ENCYCLOPEDIA CORPUS TRANSGENICA / 1993.

 

En 1993, je reçus une proposition d’exposition à l’Institut Cochin de Génétique Moléculaire de Paris. Je proposais un travail qui avait pour objectif de faire réfléchir les chercheurs sur une démarche artistique explorant le domaine de la génétique et de définir les apports réciproques des deux disciplines.

 

Le travail tournait autour de l’idée de mystification scientifico-artistique.

Il évoquait la vie et l’œuvre d’un mystérieux moine autrichien du dix-neuvième siècle du nom de Johann Gregor Delmen, pionniers de la génétique.

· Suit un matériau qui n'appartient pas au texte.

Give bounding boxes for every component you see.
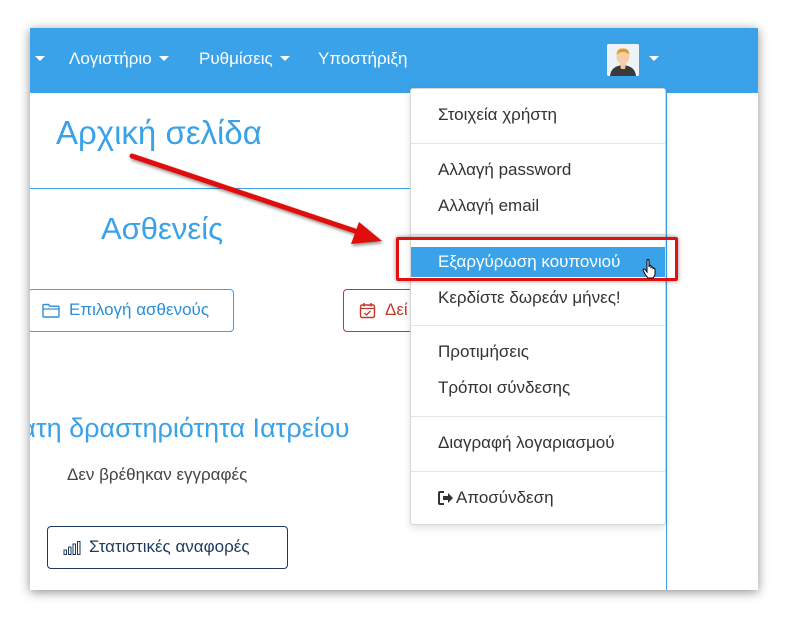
hand-pointer-icon (642, 259, 656, 279)
annotation-highlight-box (396, 237, 678, 281)
app-window: Λογιστήριο Ρυθμίσεις Υποστήριξη Αρχική σ… (30, 28, 758, 590)
annotation-arrow (129, 153, 382, 244)
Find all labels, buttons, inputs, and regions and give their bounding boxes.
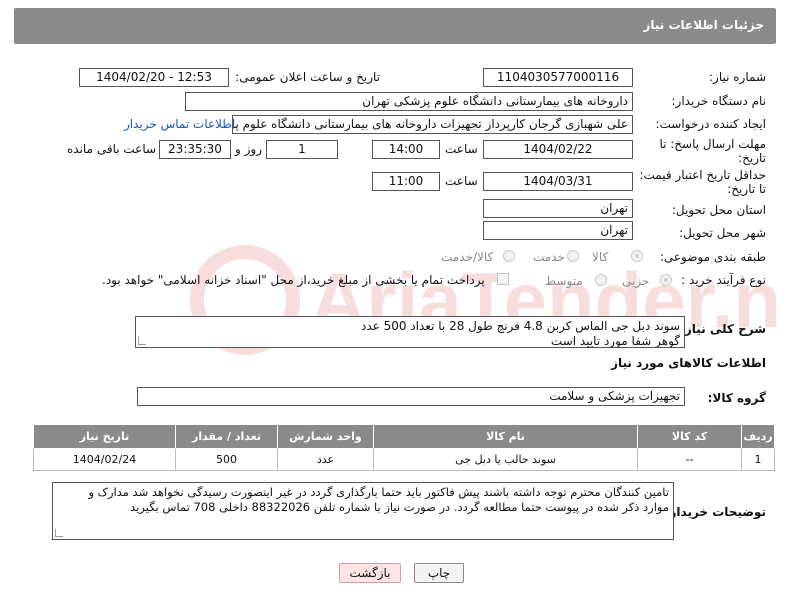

Ce moine visionnaire développa une série d’expériences de mutations transgéniques sur le vivant en hybridant des végétaux, des animaux et des humains.

Le but de son travail fut la création d’êtres quasi mythiques susceptibles d’engendrer tous les autres. Il développa une tératologie expérimentale sur l’embryon.

Ces expériences de mutations homéotiques lui permirent ainsi de transformer une partie du corps en une autre, les ailes peuvent pousser à la place des bras, des branchies à la place des poumons.

De fait, sa logique de création le conduisit à une esthétique de la monstruosité, qui tendait à pousser les formes au-delà de toute mesure. Il a cherché à expliquer l’infini en extorquant aux formes la logique des forces à l’œuvre.

Après une condamnation sans appel prononcé par l’autorité ecclésiastique, Il termina ses jours dans un monastère de réclusion ou il dessina une série de gravures regroupées sous le nom de " Corpus Transgenica " qui fut présenté à l’Institut.

 

Pendant cette expérience qui suscita beaucoup d’interrogations, je fus étonné de la réceptivité des chercheurs concernés par cette approche. Des conversations en découlèrent qui faisaient apparaître un intérêt, une curiosité, des points de vue.

 

Ce travail s’avéra passionnant et laissa présager d’autres projets.